Я видел, как мимо прокисших старух

Плыла беспардонная рыба-петух.


И прямо в их сонные рыла

Она, подбочась, говорила:


«Сидели бы дома себе, на печи,

И грели бока об ее кирпичи.


Нет! Дьявол-летун, нам на горе,

Принес вас на Красное море!»


Я видел: вскочили полсотни старух!

И скрылась нахальная рыба-петух.


Но долго носилось над пляжем:

«Мы щас тебя, гада, размажем!»


Утро перед отъездом


Светлячки фонарей заплясали в бассейне,

Ветка пальмы качнулась, нема и темна…

Как, должно быть, сейчас в моей роще осенней

Полыхает, съедая глаза, желтизна.


Как, должно быть, сейчас на пруду моем старом

Утки носятся шумно… С томленьем в душе

Покидаю Египет – и с темным загаром.

Вот и ветер попутный родился уже.


Скат и рыба


Висит над скатом рыба черная,

Встречая рифовый рассвет.

Она – поклонница покорная,

А он, конечно же, поэт.


Он белоснежный, в пятнах вычурных,

И своевольный… А она,

Как мириады обезличенных,

В мечты любви погружена.


Висит фанаткой безответною

Над повелителем своим

И плавниками воду светлую

Тихонько гладит по-над ним.


И, наслаждаясь этой ванною,

Он белой грудью давит дно…

Какая пара элегантная!

Но им расстаться суждено.


Не сможет скат беспечно спариться

С той, у которой жир в крови.

Не сможет рыба тихо стариться

С капризным чудищем любви.


Но смяты оба страстью хрупкою,

Не понимая ни аза…

Плыву я мимо в маске с трубкою

И солоны мои глаза.


Под белой яхтой


Беззлобно труня над моей сединой,

Бог моря послал приключенье:

Под белую яхту зеленой волной

Меня заносило теченье.


И винт под кормою вращался гребной,

Я видел: всё ближе темнел он…

И тут меня к борту швырнуло волной!

И взвыл я, зеленый на белом.


Схватившись рукою за мокрый канат,

Я буркнул обидчиво: «Ишь ты,

Всё шуточки шутишь… А впрочем, я рад,

Что вновь надо мною трунишь ты.


Ведь в семьдесят лет от гребного винта

Погибнуть средь Красного моря —

Не так уж и плохо.
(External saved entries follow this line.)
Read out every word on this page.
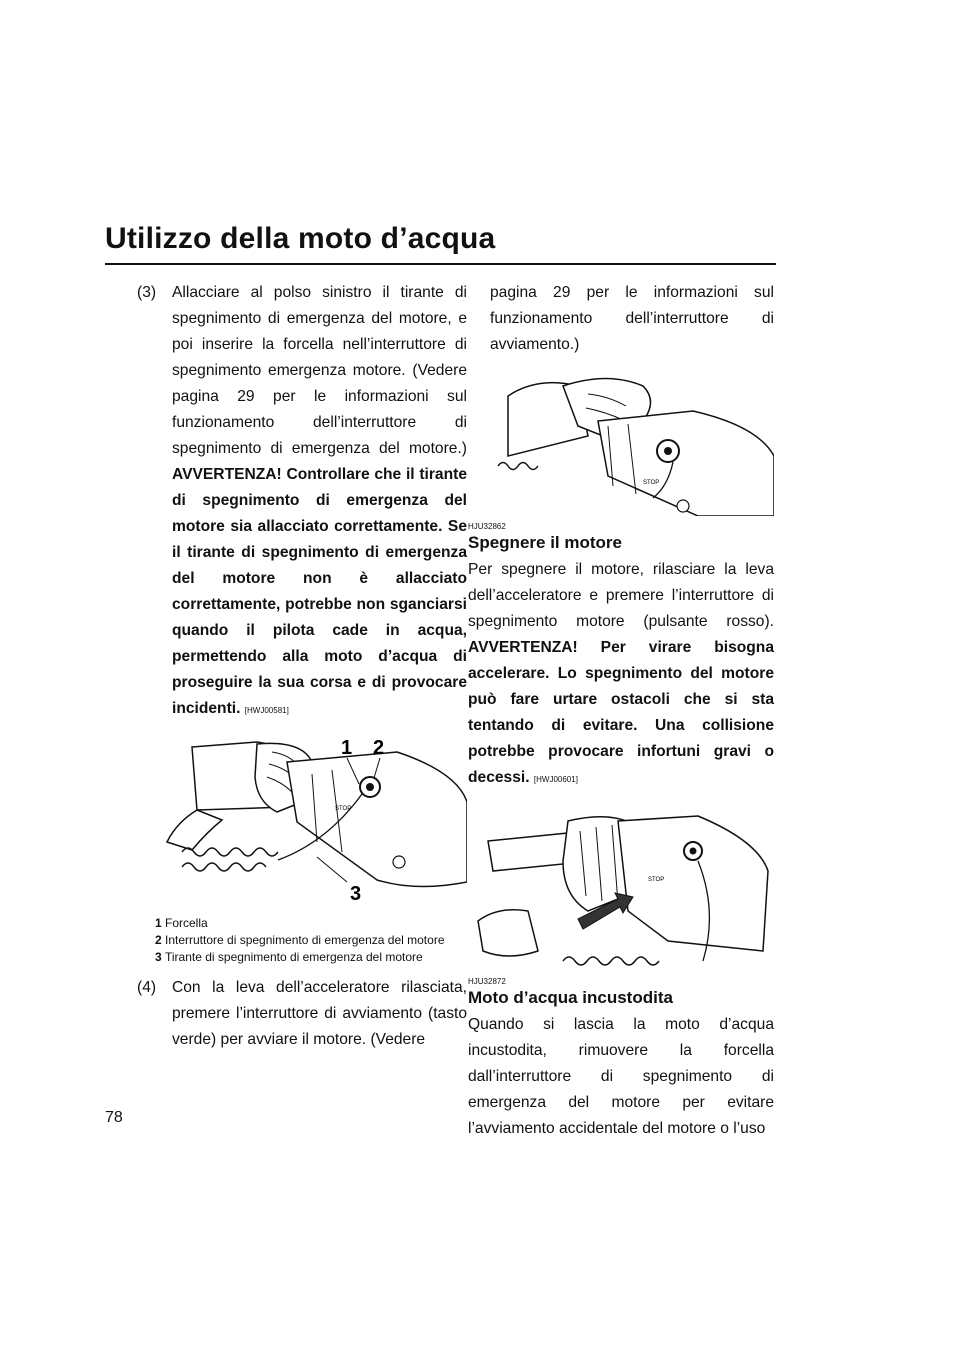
Utilizzo della moto d’acqua

(3) Allacciare al polso sinistro il tirante di spegnimento di emergenza del motore, e poi inserire la forcella nell’interruttore di spegnimento emergenza motore. (Vedere pagina 29 per le informazioni sul funzionamento dell’interruttore di spegnimento di emergenza del motore.) AVVERTENZA! Controllare che il tirante di spegnimento di emergenza del motore sia allacciato correttamente. Se il tirante di spegnimento di emergenza del motore non è allacciato correttamente, potrebbe non sganciarsi quando il pilota cade in acqua, permettendo alla moto d’acqua di proseguire la sua corsa e di provocare incidenti. [HWJ00581]

STOP
1 2
3
1 Forcella
2 Interruttore di spegnimento di emergenza del motore
3 Tirante di spegnimento di emergenza del motore

(4) Con la leva dell’acceleratore rilasciata, premere l’interruttore di avviamento (tasto verde) per avviare il motore. (Vedere

pagina 29 per le informazioni sul funzionamento dell’interruttore di avviamento.)

STOP
HJU32862
Spegnere il motore

Per spegnere il motore, rilasciare la leva dell’acceleratore e premere l’interruttore di spegnimento motore (pulsante rosso). AVVERTENZA! Per virare bisogna accelerare. Lo spegnimento del motore può fare urtare ostacoli che si sta tentando di evitare. Una collisione potrebbe provocare infortuni gravi o decessi. [HWJ00601]

STOP
HJU32872
Moto d’acqua incustodita

Quando si lascia la moto d’acqua incustodita, rimuovere la forcella dall’interruttore di spegnimento di emergenza del motore per evitare l’avviamento accidentale del motore o l’uso

78
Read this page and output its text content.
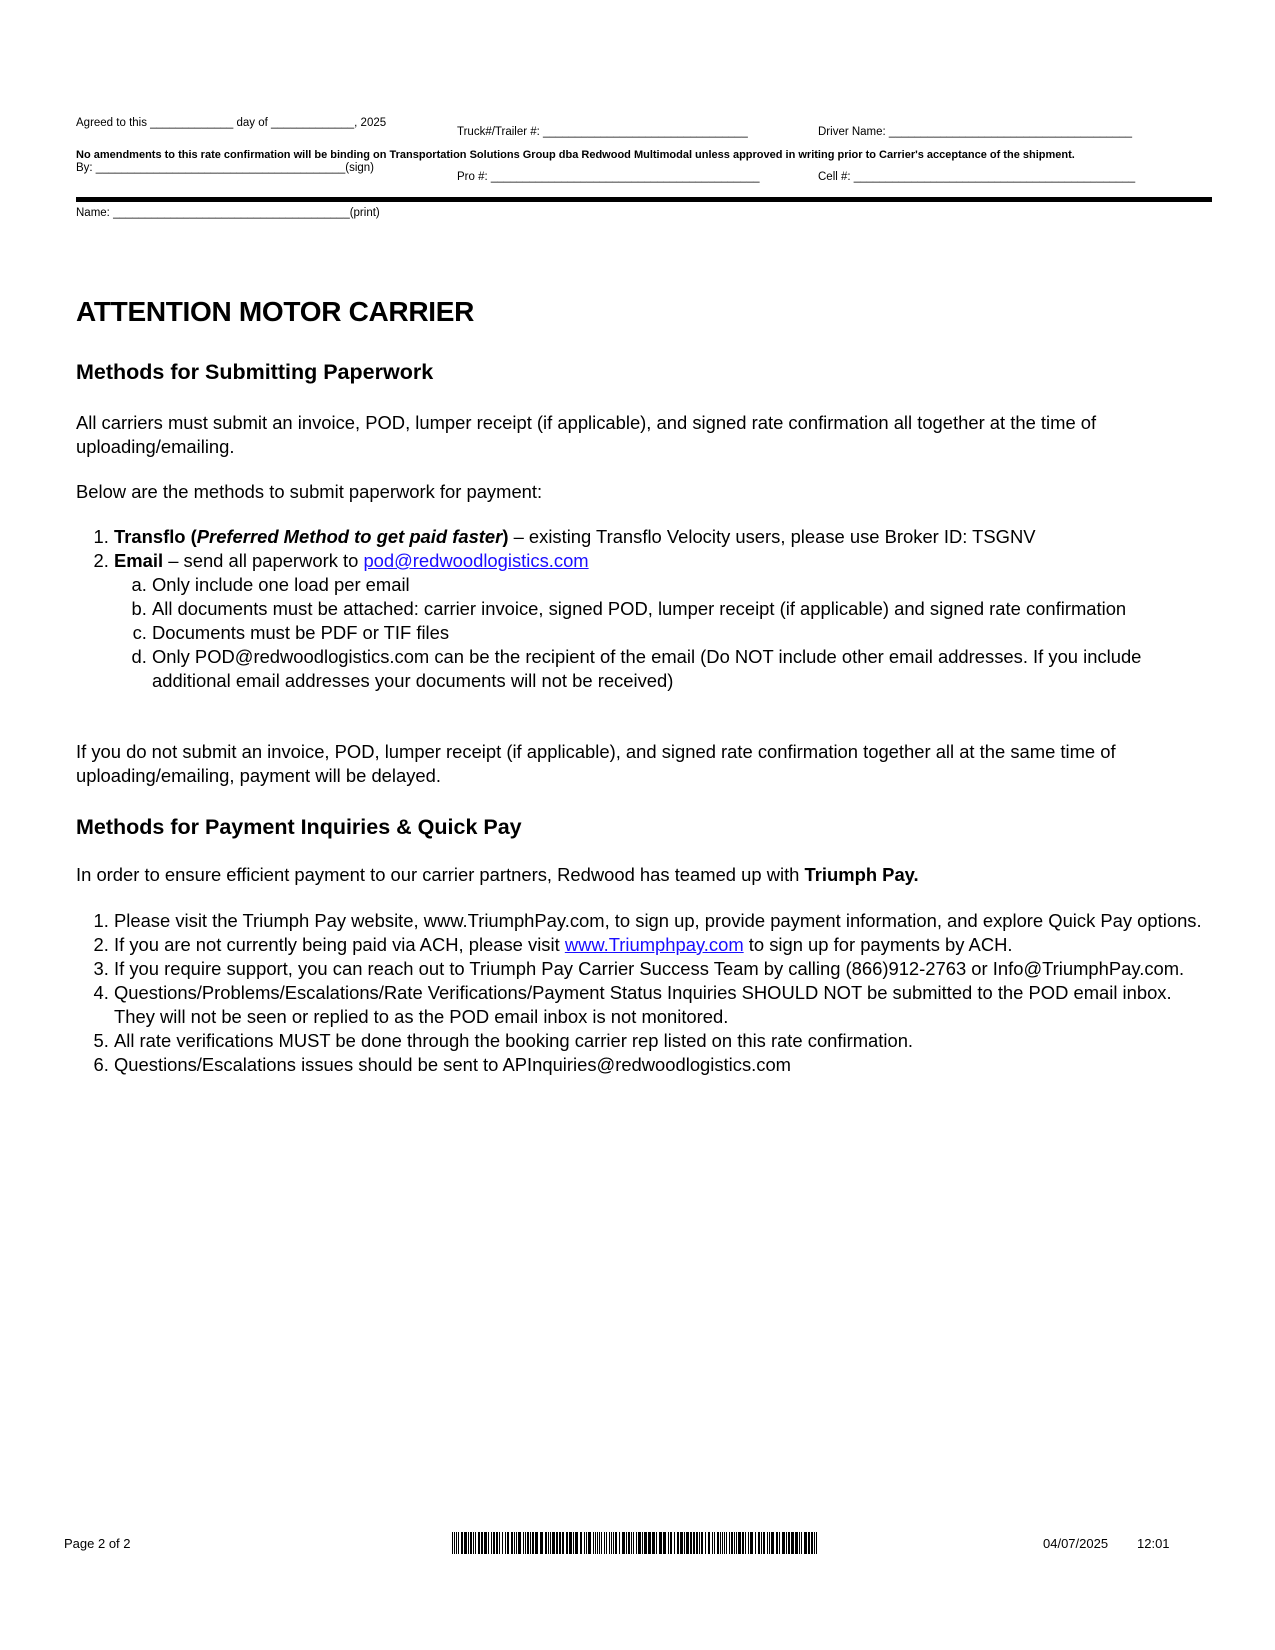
Agreed to this _____________ day of _____________, 2025

By: _______________________________________(sign)

Name: _____________________________________(print)

Truck#/Trailer #: ________________________________

Pro #: __________________________________________

Driver Name: ______________________________________

Cell #: ____________________________________________

No amendments to this rate confirmation will be binding on Transportation Solutions Group dba Redwood Multimodal unless approved in writing prior to Carrier's acceptance of the shipment.
ATTENTION MOTOR CARRIER
Methods for Submitting Paperwork
All carriers must submit an invoice, POD, lumper receipt (if applicable), and signed rate confirmation all together at the time of uploading/emailing.
Below are the methods to submit paperwork for payment:
1. Transflo (Preferred Method to get paid faster) – existing Transflo Velocity users, please use Broker ID: TSGNV
2. Email – send all paperwork to pod@redwoodlogistics.com
a. Only include one load per email
b. All documents must be attached: carrier invoice, signed POD, lumper receipt (if applicable) and signed rate confirmation
c. Documents must be PDF or TIF files
d. Only POD@redwoodlogistics.com can be the recipient of the email (Do NOT include other email addresses. If you include additional email addresses your documents will not be received)
If you do not submit an invoice, POD, lumper receipt (if applicable), and signed rate confirmation together all at the same time of uploading/emailing, payment will be delayed.
Methods for Payment Inquiries & Quick Pay
In order to ensure efficient payment to our carrier partners, Redwood has teamed up with Triumph Pay.
1. Please visit the Triumph Pay website, www.TriumphPay.com, to sign up, provide payment information, and explore Quick Pay options.
2. If you are not currently being paid via ACH, please visit www.Triumphpay.com to sign up for payments by ACH.
3. If you require support, you can reach out to Triumph Pay Carrier Success Team by calling (866)912-2763 or Info@TriumphPay.com.
4. Questions/Problems/Escalations/Rate Verifications/Payment Status Inquiries SHOULD NOT be submitted to the POD email inbox. They will not be seen or replied to as the POD email inbox is not monitored.
5. All rate verifications MUST be done through the booking carrier rep listed on this rate confirmation.
6. Questions/Escalations issues should be sent to APInquiries@redwoodlogistics.com
Page 2 of 2	04/07/2025 12:01
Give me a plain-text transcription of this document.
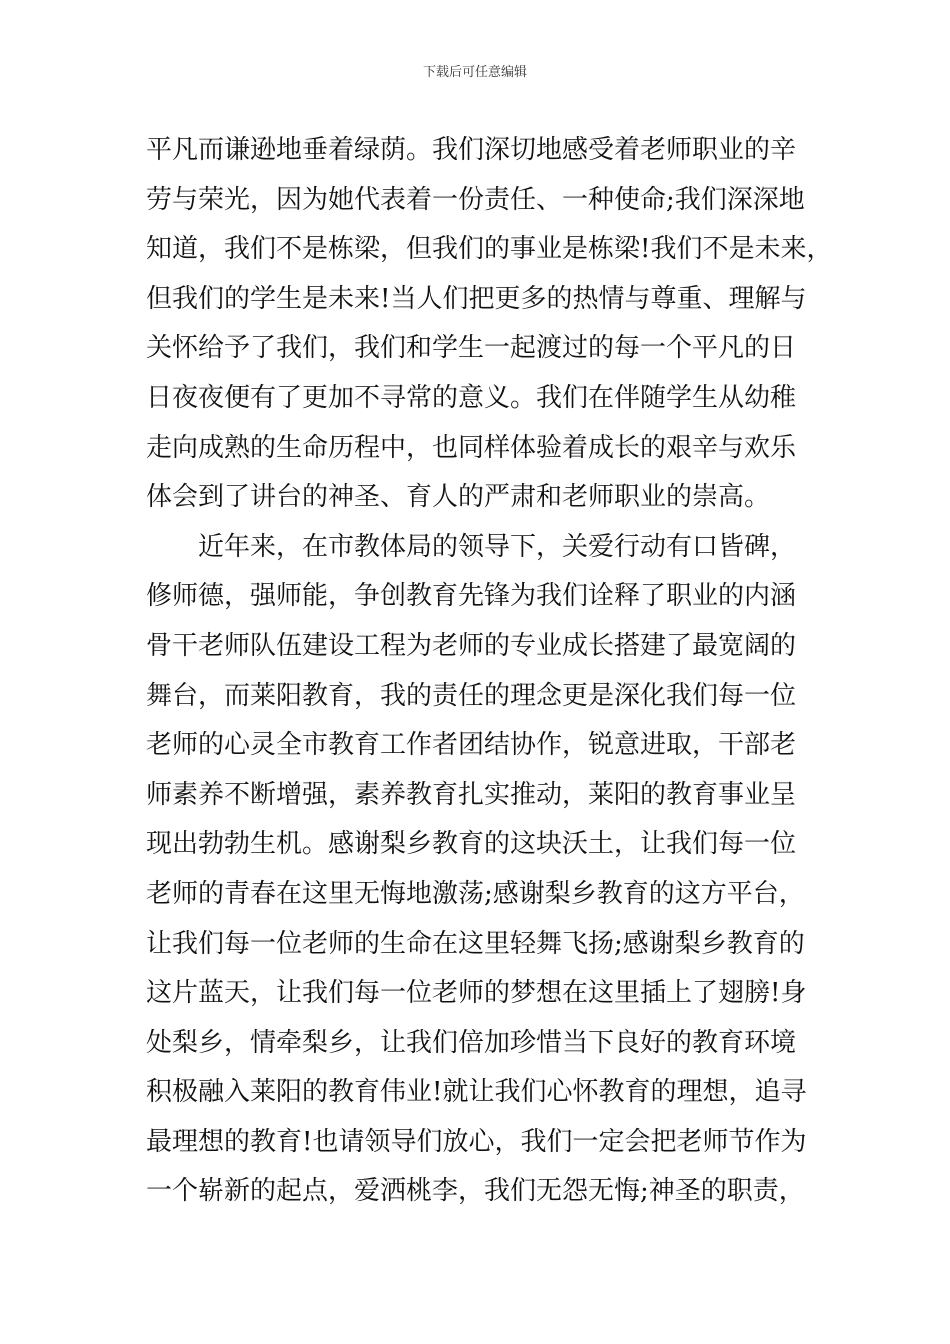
下载后可任意编辑
平凡而谦逊地垂着绿荫。我们深切地感受着老师职业的辛
劳与荣光，因为她代表着一份责任、一种使命;我们深深地
知道，我们不是栋梁，但我们的事业是栋梁!我们不是未来，
但我们的学生是未来!当人们把更多的热情与尊重、理解与
关怀给予了我们，我们和学生一起渡过的每一个平凡的日
日夜夜便有了更加不寻常的意义。我们在伴随学生从幼稚
走向成熟的生命历程中，也同样体验着成长的艰辛与欢乐
体会到了讲台的神圣、育人的严肃和老师职业的崇高。
　　近年来，在市教体局的领导下，关爱行动有口皆碑，
修师德，强师能，争创教育先锋为我们诠释了职业的内涵
骨干老师队伍建设工程为老师的专业成长搭建了最宽阔的
舞台，而莱阳教育，我的责任的理念更是深化我们每一位
老师的心灵全市教育工作者团结协作，锐意进取，干部老
师素养不断增强，素养教育扎实推动，莱阳的教育事业呈
现出勃勃生机。感谢梨乡教育的这块沃土，让我们每一位
老师的青春在这里无悔地激荡;感谢梨乡教育的这方平台，
让我们每一位老师的生命在这里轻舞飞扬;感谢梨乡教育的
这片蓝天，让我们每一位老师的梦想在这里插上了翅膀!身
处梨乡，情牵梨乡，让我们倍加珍惜当下良好的教育环境
积极融入莱阳的教育伟业!就让我们心怀教育的理想，追寻
最理想的教育!也请领导们放心，我们一定会把老师节作为
一个崭新的起点，爱洒桃李，我们无怨无悔;神圣的职责，
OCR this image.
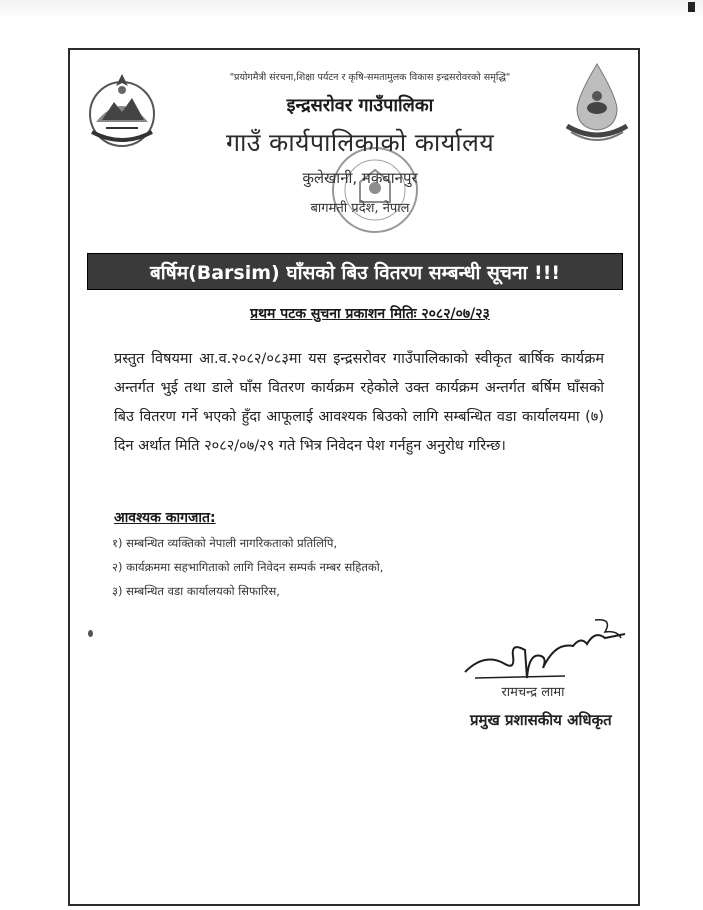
"प्रयोगमैत्री संरचना,शिक्षा पर्यटन र कृषि-समतामुलक विकास इन्द्रसरोवरको समृद्धि"
इन्द्रसरोवर गाउँपालिका
गाउँ कार्यपालिकाको कार्यालय
कुलेखानी, मकवानपुर
बागमती प्रदेश, नेपाल
बर्षिम(Barsim) घाँसको बिउ वितरण सम्बन्धी सूचना !!!
प्रथम पटक सुचना प्रकाशन मितिः २०८२/०७/२३
प्रस्तुत विषयमा आ.व.२०८२/०८३मा यस इन्द्रसरोवर गाउँपालिकाको स्वीकृत बार्षिक कार्यक्रम अन्तर्गत भुई तथा डाले घाँस वितरण कार्यक्रम रहेकोले उक्त कार्यक्रम अन्तर्गत बर्षिम घाँसको बिउ वितरण गर्ने भएको हुँदा आफूलाई आवश्यक बिउको लागि सम्बन्धित वडा कार्यालयमा (७) दिन अर्थात मिति २०८२/०७/२९ गते भित्र निवेदन पेश गर्नहुन अनुरोध गरिन्छ।
आवश्यक कागजात:
१) सम्बन्धित व्यक्तिको नेपाली नागरिकताको प्रतिलिपि,
२) कार्यक्रममा सहभागिताको लागि निवेदन सम्पर्क नम्बर सहितको,
३) सम्बन्धित वडा कार्यालयको सिफारिस,
रामचन्द्र लामा
प्रमुख प्रशासकीय अधिकृत
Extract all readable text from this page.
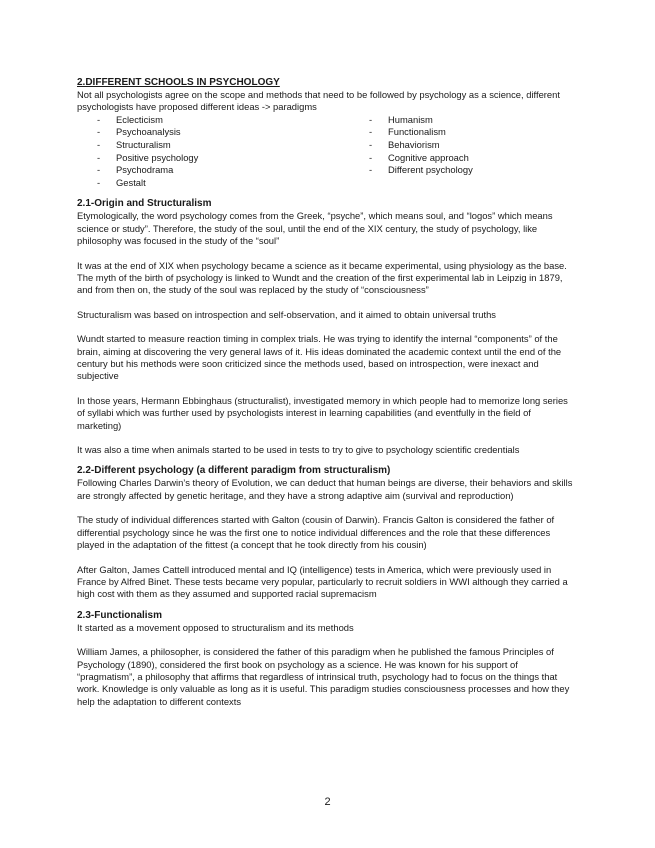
2.DIFFERENT SCHOOLS IN PSYCHOLOGY

Not all psychologists agree on the scope and methods that need to be followed by psychology as a science, different psychologists have proposed different ideas -> paradigms

-	Eclecticism
-	Psychoanalysis
-	Structuralism
-	Positive psychology
-	Psychodrama
-	Gestalt
-	Humanism
-	Functionalism
-	Behaviorism
-	Cognitive approach
-	Different psychology
2.1-Origin and Structuralism

Etymologically, the word psychology comes from the Greek, “psyche”, which means soul, and “logos” which means science or study”. Therefore, the study of the soul, until the end of the XIX century, the study of psychology, like philosophy was focused in the study of the “soul”

It was at the end of XIX when psychology became a science as it became experimental, using physiology as the base. The myth of the birth of psychology is linked to Wundt and the creation of the first experimental lab in Leipzig in 1879, and from then on, the study of the soul was replaced by the study of “consciousness”

Structuralism was based on introspection and self-observation, and it aimed to obtain universal truths

Wundt started to measure reaction timing in complex trials. He was trying to identify the internal “components” of the brain, aiming at discovering the very general laws of it. His ideas dominated the academic context until the end of the century but his methods were soon criticized since the methods used, based on introspection, were inexact and subjective

In those years, Hermann Ebbinghaus (structuralist), investigated memory in which people had to memorize long series of syllabi which was further used by psychologists interest in learning capabilities (and eventfully in the field of marketing)

It was also a time when animals started to be used in tests to try to give to psychology scientific credentials

2.2-Different psychology (a different paradigm from structuralism)

Following Charles Darwin’s theory of Evolution, we can deduct that human beings are diverse, their behaviors and skills are strongly affected by genetic heritage, and they have a strong adaptive aim (survival and reproduction)

The study of individual differences started with Galton (cousin of Darwin). Francis Galton is considered the father of differential psychology since he was the first one to notice individual differences and the role that these differences played in the adaptation of the fittest (a concept that he took directly from his cousin)

After Galton, James Cattell introduced mental and IQ (intelligence) tests in America, which were previously used in France by Alfred Binet. These tests became very popular, particularly to recruit soldiers in WWI although they carried a high cost with them as they assumed and supported racial supremacism

2.3-Functionalism

It started as a movement opposed to structuralism and its methods

William James, a philosopher, is considered the father of this paradigm when he published the famous Principles of Psychology (1890), considered the first book on psychology as a science. He was known for his support of “pragmatism”, a philosophy that affirms that regardless of intrinsical truth, psychology had to focus on the things that work. Knowledge is only valuable as long as it is useful. This paradigm studies consciousness processes and how they help the adaptation to different contexts

2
Не смерть, а мечта!»

И море молчало, не споря.


Забрался на борт я, и снова года

Поплыли, томя скукотою…

Быть может, слегка перегнул я тогда,

Назвав эту гибель мечтою?


А впрочем, и ныне всё кажется мне,

Что нет тут особого горя —

Под белою яхтой в зеленой волне

Погибнуть средь Красного моря.


Созерцание вечернего самолёта


Ты летишь высоко и мигаешь огнями,

Свой рокочущий гром обгоняя в пути…

Что-то общее, видимо, есть между нами,

Хоть металла во мне днем с огнем не найти.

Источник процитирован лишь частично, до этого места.